Monday, September 6, 2010

Self-Assembling, Robotic Solar Panels For America's Nobility


It's odd dealing with people whose word means nothing to themselves or anybody else. Particularly if that person is me. But, it's something that happens and the results thereof gotta be dealt with as reasonably as possible or pretty soon there is nobody left to hoodwink. Even though I live alone I am is not alone in the world or upon the Earth, yet, but the situation requires caution. It's not easy to live a life of no blame.

One of the Scientism fanbois (who is a retired nobody like me) posted a link to a publisher's commercial site where one of his personal gods, the non-stepping Stephen Hawking, has published another gaudy science book. This one seems even more desperate than the last one if the title is any indication. He has decided there is no God. Hardly original, but since the whole idea is merely to make some money off his famous nayme. History shows that the more radically he rouses the rabble, the more money he'll put on his hip.

A lot more people probably know Stephen Hawking by sight, if not by name, than many common folk might figure. The image of him sitting askew in his special wheelchair with a crooked grin and thick glasses on his face gets flashed on the screen a lot in the last decade or so, because it's probably unusual that people in wheel chairs get to be as famous as he is. FDR, maybe, but he pretended he didn't need a wheelchair. I bought and read Hawking' previous book because I thought I owed it to myself to keep up a little on science, but no mas, and my decision doesn't have anything to do with Stephen Hawking or his new book. It's about my own sense of ti-me. I don't go to the movies anymore either.

Just now I had to pause in my writing for a few moments while I booted up the web browser and looked through yesterday's browsing History to help me remember Hawking' name, which I'm as familiar with as the palm of my own hand. This sort of forgetfulness is sort of typical for my age. It's worrisome, but not as worrisome as it might be because I can easily use my computer to help me find words and names and familiar expressions when I lose them on the tip of my tongue.

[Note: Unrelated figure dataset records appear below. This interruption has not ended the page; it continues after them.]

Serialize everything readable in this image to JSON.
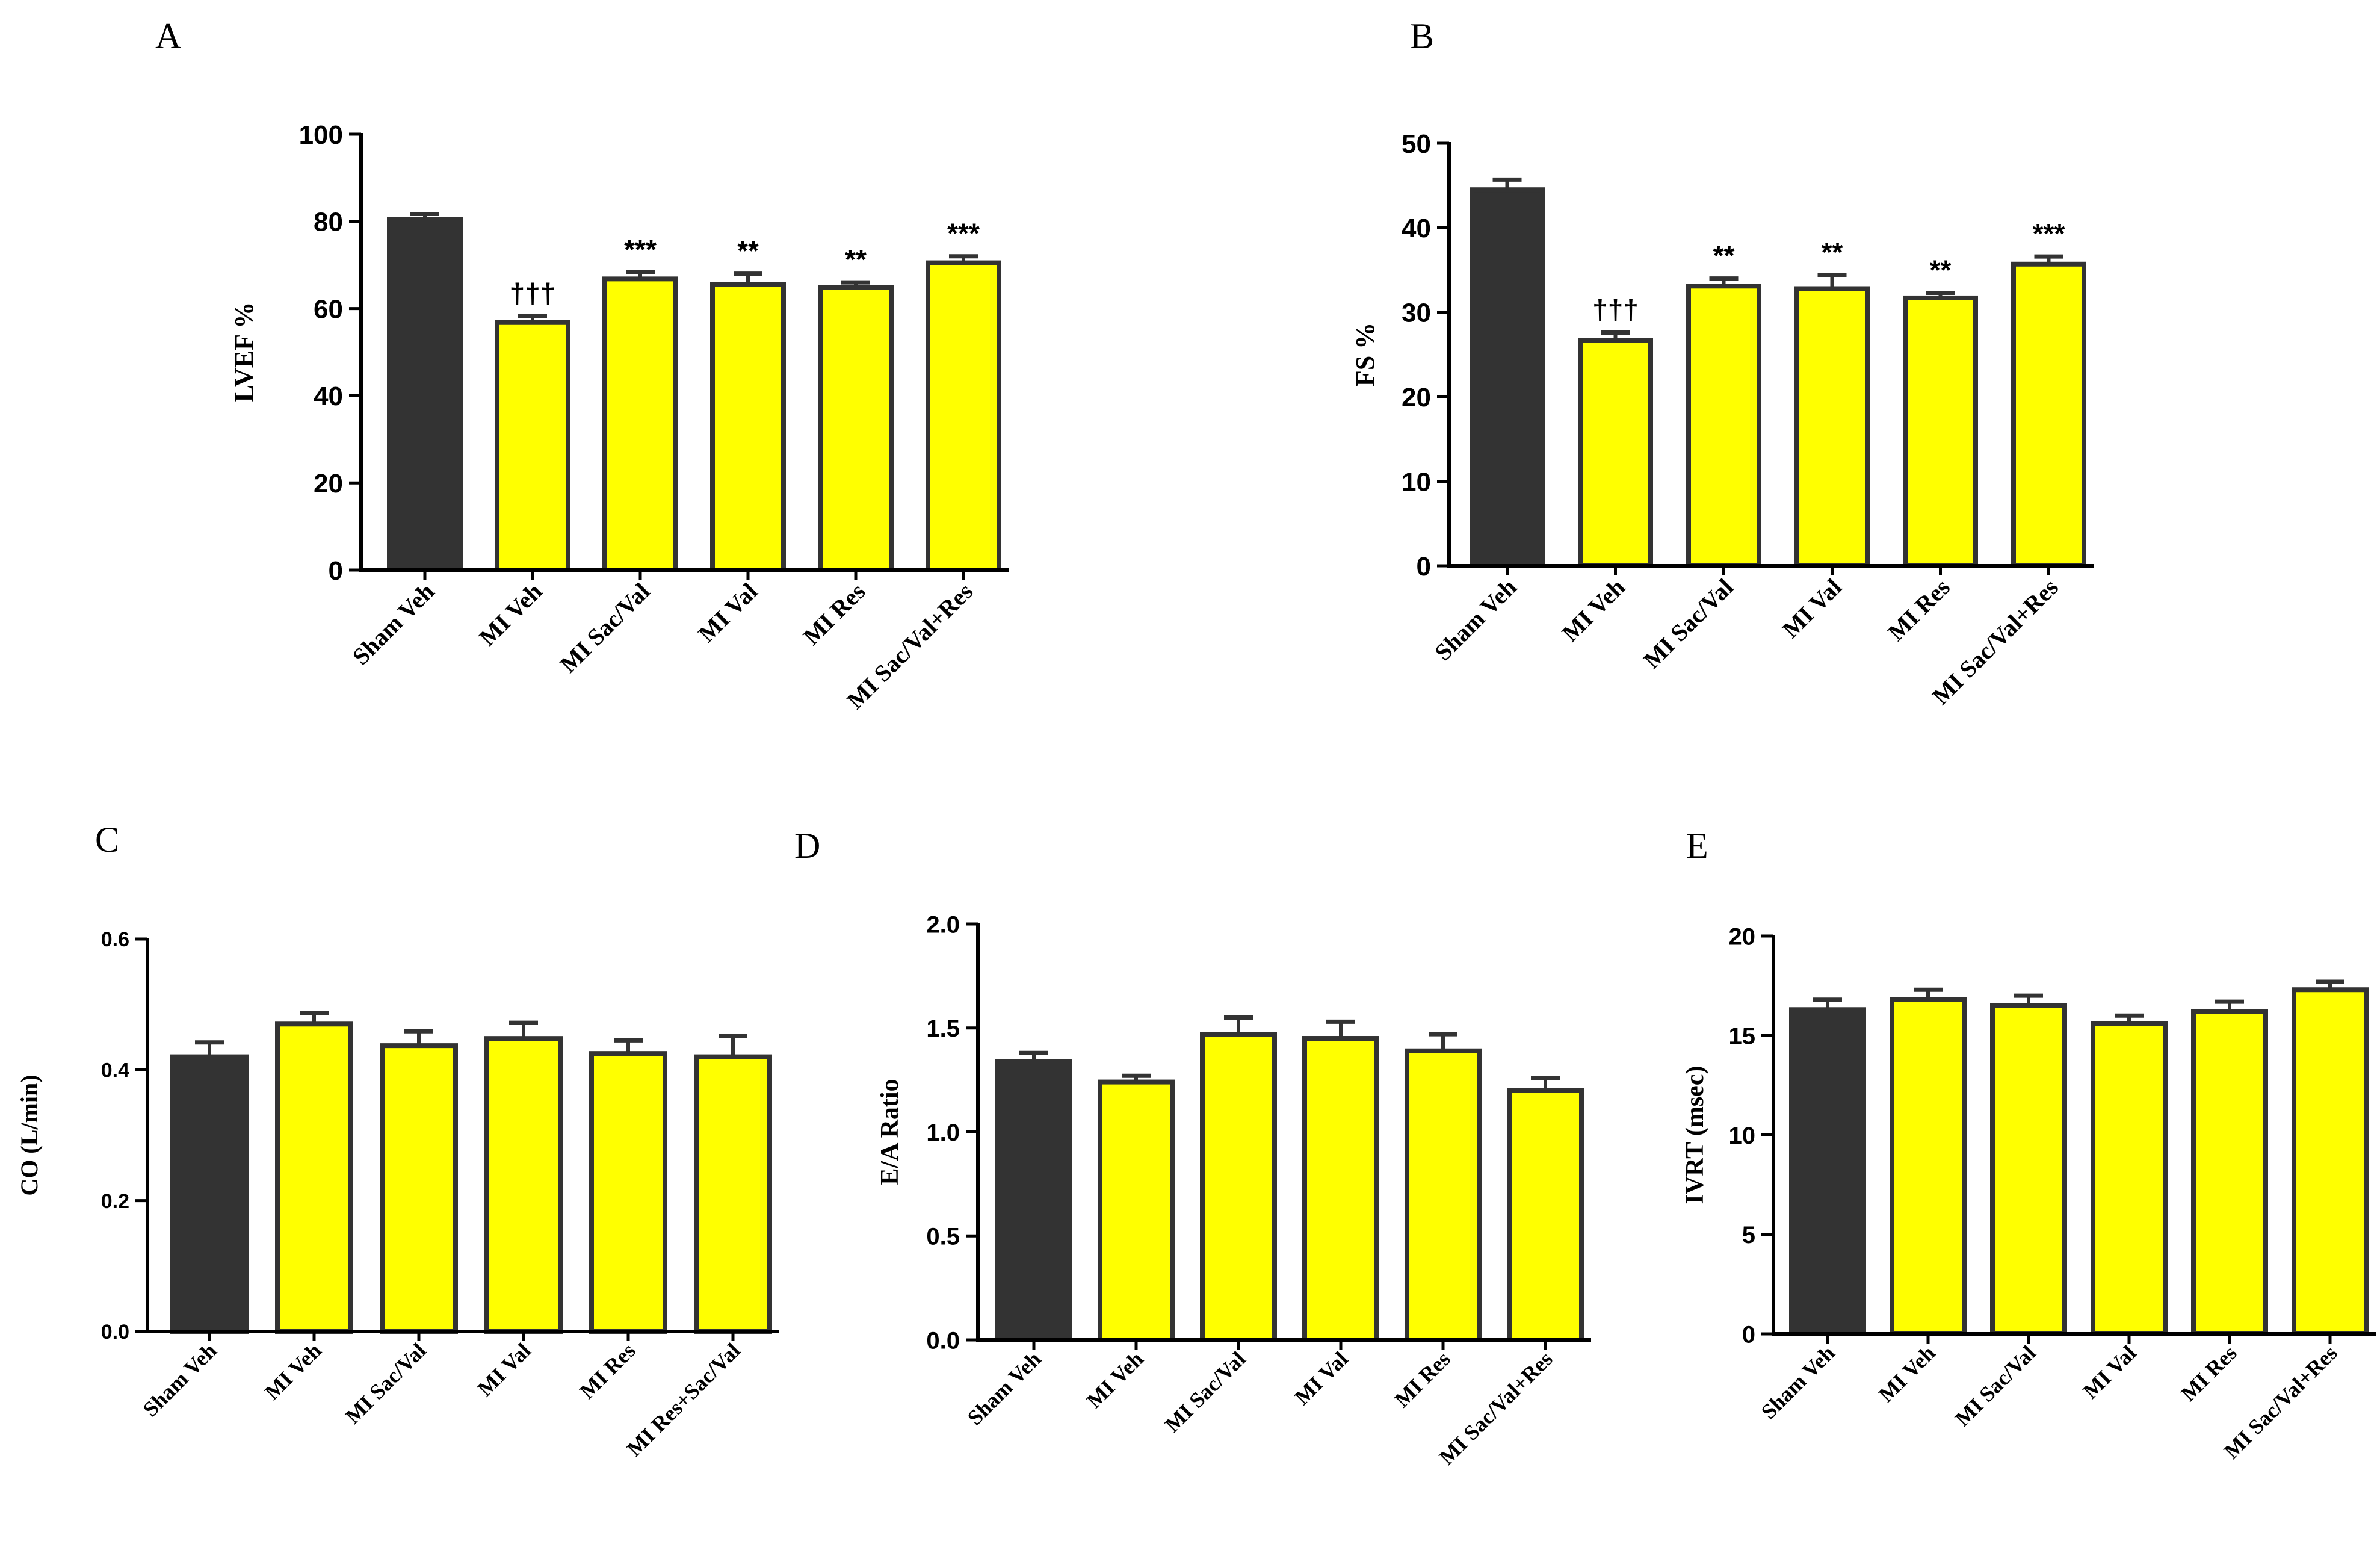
{
  "colors": {
    "sham": "#333333",
    "treatment": "#ffff00",
    "outline": "#333333",
    "axis": "#000000"
  },
  "chart_data": [
    {
      "panel": "A",
      "type": "bar",
      "ylabel": "LVEF %",
      "ylim": [
        0,
        100
      ],
      "yticks": [
        "0",
        "20",
        "40",
        "60",
        "80",
        "100"
      ],
      "ytick_values": [
        0,
        20,
        40,
        60,
        80,
        100
      ],
      "categories": [
        "Sham Veh",
        "MI Veh",
        "MI Sac/Val",
        "MI Val",
        "MI Res",
        "MI Sac/Val+Res"
      ],
      "values": [
        80.5,
        56.8,
        66.8,
        65.5,
        64.8,
        70.5
      ],
      "errors": [
        1.2,
        1.5,
        1.5,
        2.5,
        1.2,
        1.5
      ],
      "annotations": [
        "",
        "†††",
        "***",
        "**",
        "**",
        "***"
      ]
    },
    {
      "panel": "B",
      "type": "bar",
      "ylabel": "FS %",
      "ylim": [
        0,
        50
      ],
      "yticks": [
        "0",
        "10",
        "20",
        "30",
        "40",
        "50"
      ],
      "ytick_values": [
        0,
        10,
        20,
        30,
        40,
        50
      ],
      "categories": [
        "Sham Veh",
        "MI Veh",
        "MI Sac/Val",
        "MI Val",
        "MI Res",
        "MI Sac/Val+Res"
      ],
      "values": [
        44.5,
        26.7,
        33.1,
        32.8,
        31.7,
        35.7
      ],
      "errors": [
        1.2,
        0.9,
        0.9,
        1.6,
        0.6,
        0.9
      ],
      "annotations": [
        "",
        "†††",
        "**",
        "**",
        "**",
        "***"
      ]
    },
    {
      "panel": "C",
      "type": "bar",
      "ylabel": "CO (L/min)",
      "ylim": [
        0,
        0.6
      ],
      "yticks": [
        "0.0",
        "0.2",
        "0.4",
        "0.6"
      ],
      "ytick_values": [
        0,
        0.2,
        0.4,
        0.6
      ],
      "categories": [
        "Sham Veh",
        "MI Veh",
        "MI Sac/Val",
        "MI Val",
        "MI Res",
        "MI Res+Sac/Val"
      ],
      "values": [
        0.42,
        0.47,
        0.437,
        0.448,
        0.425,
        0.42
      ],
      "errors": [
        0.022,
        0.017,
        0.022,
        0.024,
        0.02,
        0.032
      ],
      "annotations": [
        "",
        "",
        "",
        "",
        "",
        ""
      ]
    },
    {
      "panel": "D",
      "type": "bar",
      "ylabel": "E/A Ratio",
      "ylim": [
        0,
        2.0
      ],
      "yticks": [
        "0.0",
        "0.5",
        "1.0",
        "1.5",
        "2.0"
      ],
      "ytick_values": [
        0,
        0.5,
        1.0,
        1.5,
        2.0
      ],
      "categories": [
        "Sham Veh",
        "MI Veh",
        "MI Sac/Val",
        "MI Val",
        "MI Res",
        "MI Sac/Val+Res"
      ],
      "values": [
        1.34,
        1.24,
        1.47,
        1.45,
        1.39,
        1.2
      ],
      "errors": [
        0.04,
        0.03,
        0.08,
        0.08,
        0.08,
        0.06
      ],
      "annotations": [
        "",
        "",
        "",
        "",
        "",
        ""
      ]
    },
    {
      "panel": "E",
      "type": "bar",
      "ylabel": "IVRT (msec)",
      "ylim": [
        0,
        20
      ],
      "yticks": [
        "0",
        "5",
        "10",
        "15",
        "20"
      ],
      "ytick_values": [
        0,
        5,
        10,
        15,
        20
      ],
      "categories": [
        "Sham Veh",
        "MI Veh",
        "MI Sac/Val",
        "MI Val",
        "MI Res",
        "MI Sac/Val+Res"
      ],
      "values": [
        16.3,
        16.8,
        16.5,
        15.6,
        16.2,
        17.3
      ],
      "errors": [
        0.5,
        0.5,
        0.5,
        0.4,
        0.5,
        0.4
      ],
      "annotations": [
        "",
        "",
        "",
        "",
        "",
        ""
      ]
    }
  ]
}
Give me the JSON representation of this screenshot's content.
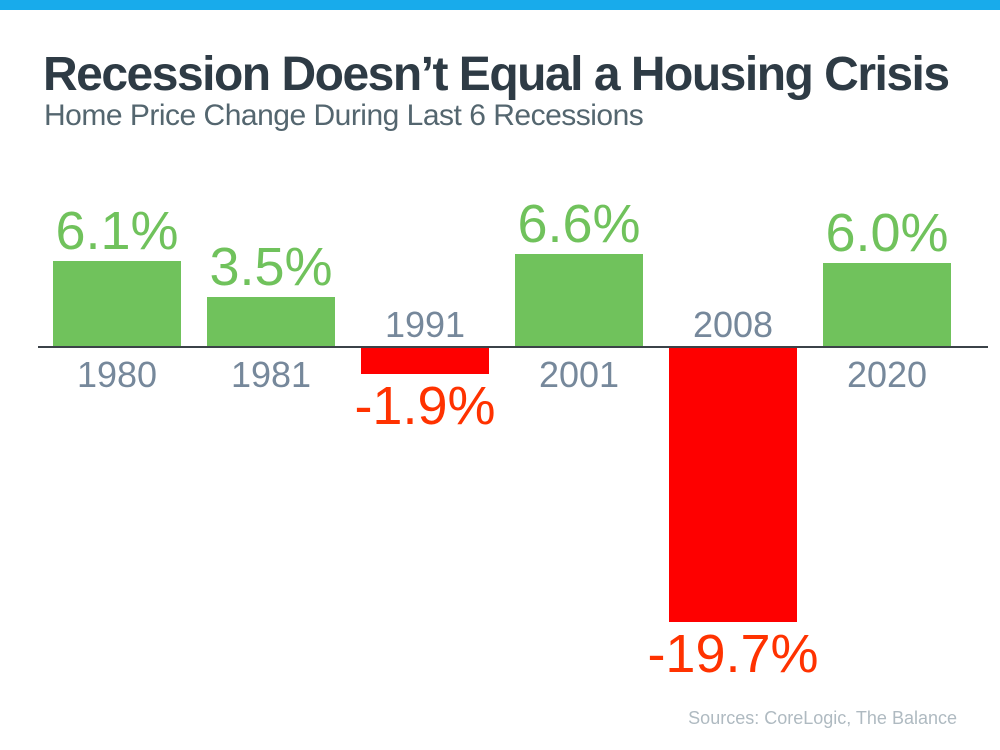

It's true that if I just relax and wait a few moments then the stuff I can't remember momentarily will eventually come to me, but with my computer sitting right in front of me it's too easy just to stop and look it up right away.

If I didn't have the computer to assist me, and I had to just sit here and suffer some horrible angst that I have Alzheimer's or dementia, that inevitable suffering might cause me to get depressed and to give up on living from sheer frustration. It's not like I haven't confronted this many times even as a boy, well, in this particular body, but home computers hadn't been invented for a good while yet.

The eventual, inevitable, penultimate, all-conquering depression hasn't happened yet (at least, I don't think it has), and it may never happen. Instead, I might get run over by a big truck or have an airplane fall out of the sky right on top of my house, and kill me faster than I can realize I'm dead. That might be a groovy way to croak. Unexpected, and over with before what happened can even be keened.

The publisher's publicity announcement for the new Stephen Hawking book is about all that's available on the internet presently. The content that is designed to attract Hawking' regular readers is only a fat paragraph long, and the same paragraph shows up as "news" on hundreds of blog sites, but the "news" is never really "news" anymore, is it?

My initial reaction to reading that redundant publisher's teaser was to agree with what I understood about it from so brief an introduction. They want you to buy the book, and they ain't giving the plot away so that you don't have to. I may have played around with the idea of minuscule black holes as a reaction to reading Hawking' last tome. I won't deny his influence upon my thinking in this arena. His arena. Not mine. I seemed to have equated my pearl-like original form to a teeny tiny black hole whose event horizon is so-me-ti-me mes taken for "the white light" of enlightenment fame. I might be wrong.

The publicity announcement mentions that Hawking may have concluded that no God is needed if the universe as we understand it self-assembles with natural tools like gravity. The expression "self-assembly" rightfully gets a lotta press in the last couple of decades. Go ahead. Google it up. "self-assembly". Read some of the text headers that show up with the links on the Results Page. Big buzz word for the new millennium.

That expression is used a lot especially, it seems, in nanotechnology where the entire point of some digital firmware designs can only be assembled by it happening automagically by self-assembling. Humans self-assemble from the initial conjunction of the sperm and the egg to the finished product at birth, when the umbilical cord is cut to make humans wireless automatons. '-)

In the last week the geniuses over at MIT announced that they have invented a self-assembling array of solar panels that imitate the behavior of chlorophyll in plants. The important part of that announcement is that they have a prototype that proves the concept is valid. Previous to this invention the most efficient solar panels converted maybe 26% of the available sunlight. This relatively clumsy prototype starts out at 40% efficiency, and it can be manufactured using the same process as it's predecessor on the same assembly lines.

I don't think I could write an adequate description of how how the self-assembly part of this new invention works, but if you're interested you can Google up "new MIT self-assembling solar panel", and read all about it. Practically all the resulting links will lead you back to the PopSci article that forwards you to a site that requires a paid subscription. Bummer. Capitalism is hard on the great unwashed.